At the TechCrunch Disrupt conference this week, entrepreneurs Peter Thiel and Max Levchin made a splash by declaring the state of innovations as being somewhere “between dire straits and dead.” I think they are fundamentally wrong, but that’s a hard case to make at the opening session of the DEMOfall conference today.
The 14 products demonstrated all seemed relatively worthy. In fact, that may be what was wrong. Each one seemed like it had a chance to succeed, largely because they mostly sounded like minor variations on familiar themes. What was missing, so far at least, was the goofy,off-the-wall nature of the products that have made past DEMO conferences so interesting.

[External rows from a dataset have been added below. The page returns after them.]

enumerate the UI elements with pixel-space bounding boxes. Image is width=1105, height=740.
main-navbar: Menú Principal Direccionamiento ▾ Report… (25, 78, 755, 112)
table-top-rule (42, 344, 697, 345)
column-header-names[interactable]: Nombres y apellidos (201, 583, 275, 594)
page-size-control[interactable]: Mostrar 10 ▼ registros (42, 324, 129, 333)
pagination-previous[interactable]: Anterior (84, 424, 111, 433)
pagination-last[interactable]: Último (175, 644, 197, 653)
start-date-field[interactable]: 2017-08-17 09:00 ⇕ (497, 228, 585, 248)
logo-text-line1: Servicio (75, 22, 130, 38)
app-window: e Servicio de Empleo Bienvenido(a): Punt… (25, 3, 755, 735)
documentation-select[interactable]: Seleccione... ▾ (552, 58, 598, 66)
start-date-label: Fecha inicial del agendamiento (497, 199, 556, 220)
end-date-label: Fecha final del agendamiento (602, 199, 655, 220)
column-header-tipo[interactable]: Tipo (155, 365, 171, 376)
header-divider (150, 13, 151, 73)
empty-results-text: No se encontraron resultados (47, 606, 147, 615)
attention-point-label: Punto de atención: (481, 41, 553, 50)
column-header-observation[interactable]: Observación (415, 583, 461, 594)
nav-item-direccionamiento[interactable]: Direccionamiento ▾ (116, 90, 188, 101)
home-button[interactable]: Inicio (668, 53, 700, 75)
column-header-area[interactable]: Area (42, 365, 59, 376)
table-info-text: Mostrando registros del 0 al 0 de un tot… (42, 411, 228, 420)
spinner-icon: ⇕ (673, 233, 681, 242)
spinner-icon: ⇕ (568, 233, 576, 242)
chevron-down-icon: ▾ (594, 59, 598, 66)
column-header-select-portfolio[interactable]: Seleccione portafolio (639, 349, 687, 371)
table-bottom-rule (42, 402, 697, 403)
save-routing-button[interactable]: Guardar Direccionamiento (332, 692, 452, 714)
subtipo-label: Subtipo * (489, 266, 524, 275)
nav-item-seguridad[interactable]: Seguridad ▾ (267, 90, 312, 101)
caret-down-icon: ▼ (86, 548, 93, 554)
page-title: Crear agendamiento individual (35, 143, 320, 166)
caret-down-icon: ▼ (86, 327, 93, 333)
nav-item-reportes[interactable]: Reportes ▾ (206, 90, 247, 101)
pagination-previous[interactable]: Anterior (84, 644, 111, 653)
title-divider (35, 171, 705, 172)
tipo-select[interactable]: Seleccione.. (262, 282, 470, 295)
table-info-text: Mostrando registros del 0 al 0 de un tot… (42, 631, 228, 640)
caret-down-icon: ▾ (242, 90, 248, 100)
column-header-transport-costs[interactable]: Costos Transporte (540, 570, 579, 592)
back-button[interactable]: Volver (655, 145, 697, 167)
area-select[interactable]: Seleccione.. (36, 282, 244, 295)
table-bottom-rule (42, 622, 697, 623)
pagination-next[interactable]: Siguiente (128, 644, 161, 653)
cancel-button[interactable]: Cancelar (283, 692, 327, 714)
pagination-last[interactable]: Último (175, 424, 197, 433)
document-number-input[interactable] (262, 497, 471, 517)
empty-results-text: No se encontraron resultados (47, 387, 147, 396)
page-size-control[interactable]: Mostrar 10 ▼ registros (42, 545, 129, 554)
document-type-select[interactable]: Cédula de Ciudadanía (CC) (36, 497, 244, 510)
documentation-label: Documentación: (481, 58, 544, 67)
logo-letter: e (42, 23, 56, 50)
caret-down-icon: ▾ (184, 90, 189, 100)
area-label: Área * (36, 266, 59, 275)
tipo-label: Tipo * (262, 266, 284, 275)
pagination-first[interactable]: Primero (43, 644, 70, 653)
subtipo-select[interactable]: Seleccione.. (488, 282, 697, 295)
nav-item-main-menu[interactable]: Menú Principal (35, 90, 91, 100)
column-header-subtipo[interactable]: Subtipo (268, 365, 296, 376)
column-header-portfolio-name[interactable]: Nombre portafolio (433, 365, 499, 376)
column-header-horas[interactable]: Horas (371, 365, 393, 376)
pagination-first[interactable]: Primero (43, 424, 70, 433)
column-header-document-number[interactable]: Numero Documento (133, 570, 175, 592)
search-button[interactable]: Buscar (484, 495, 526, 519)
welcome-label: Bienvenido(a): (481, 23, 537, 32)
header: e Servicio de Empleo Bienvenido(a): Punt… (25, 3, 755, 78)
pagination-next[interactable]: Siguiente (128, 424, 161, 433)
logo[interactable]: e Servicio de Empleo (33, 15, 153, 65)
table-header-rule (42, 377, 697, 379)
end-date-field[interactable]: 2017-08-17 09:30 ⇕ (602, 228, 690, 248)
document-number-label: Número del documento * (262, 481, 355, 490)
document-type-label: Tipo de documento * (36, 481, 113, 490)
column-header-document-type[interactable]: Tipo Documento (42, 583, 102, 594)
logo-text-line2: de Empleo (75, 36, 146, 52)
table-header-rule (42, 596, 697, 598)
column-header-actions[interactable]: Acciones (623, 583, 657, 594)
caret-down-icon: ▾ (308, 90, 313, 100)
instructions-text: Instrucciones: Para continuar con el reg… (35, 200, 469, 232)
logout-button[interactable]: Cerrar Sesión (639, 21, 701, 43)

The product that struck as most interesting was LiveLoop, a plugin that adds real-time collaboration to Microsoft Office. When the most intriguing thing is an Office add-on, it’s hard to believe you are in a hotbed of innovation. (I also found Upverter, a cloud-based collaborative circuit design tool intriguing, but I don’t know enough about circuit design to assess it.)
But I don’t think the lack of excitement is symptomatic of a basic failure in innovation. It’s more that we are just at an odd place in the cycle. I think, for example, that experimentation and development that is going on with big data, sensor networks and other new methods of data collection, and deep analytics is going to lead to deeper understanding of our world and products we can barely imagine today. But this area of innovation has not net reached to point where it is producing consumer-facing products. That is going to take at least a couple more years.
Meanwhile at DEMO, I am looking forward to I-TOMB.net–The World Virtual Cemetery, a product that might take me back to DEMO’s goofy glory days.